America, a country full of friendship and warmth to outsiders - even ones like me who ask annoying questions - is angry with itself, and may yet tear itself apart politically.
Culturally I have seen some masterpieces: Bryn Terfel in Die Meistersinger at the Proms; the Gauguin exhibition at Tate Modern, vividly demonstrating how beautiful life can be once you give up stockbroking and chill out on an island; Mark Rylance mesmerizing once again in the revival of Jerusalem.
I've also been frustrated by the paucity of decent TV drama (ADD: I should have said "Jimmy McGovern excepted"); the predictability of much of what's on stage in Britain - and I mean the subsidized artistic theatre, not the West End.

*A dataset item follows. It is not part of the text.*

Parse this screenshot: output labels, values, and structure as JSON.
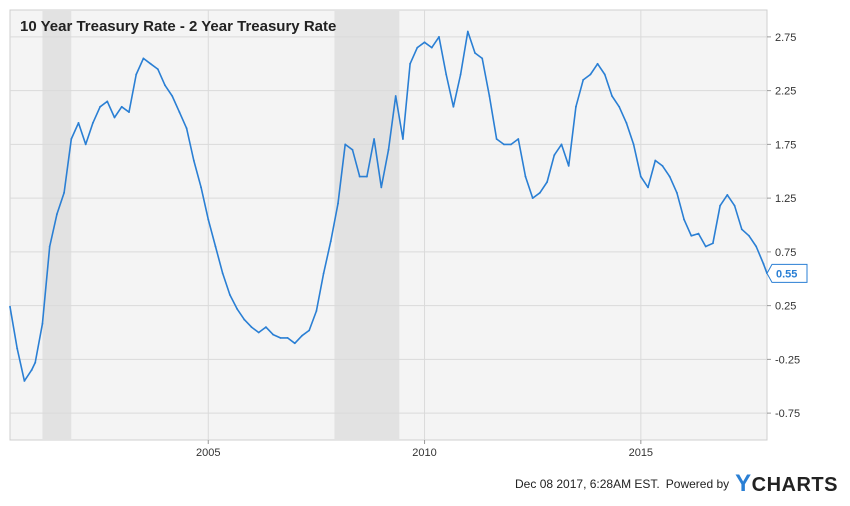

Few new novels have grabbed me: my book of the year is Stefan Zweig's autobiography - The World of Yesterday - which is a haunting account of the run up to both World Wars of the 20th century: and of the cultural revolution Europe went through in the last great period of globalization and individual freedom.
I'm ending the year with a strong desire for something to blow away the cultural cobwebs of Britain: its press dominated by the obsessions of middle aged men in cardigans; its TV drama stuck in a tawdry rut; its cultural establishment entranced by various overhyped novelists and concept artists; its bookshop windows full of the re-hashed tales of yesteryear.
As a journalist, a year's work gives you a privileged front seat at the spectacle of history. But if I think back through everything I have seen, nothing beats the seals and dolphins swimming through Ramsay Sound, Pembrokeshire, oblivious to the manias and fretfulness of human life, sentient only of the flows and currents of their freezing tidal raceway.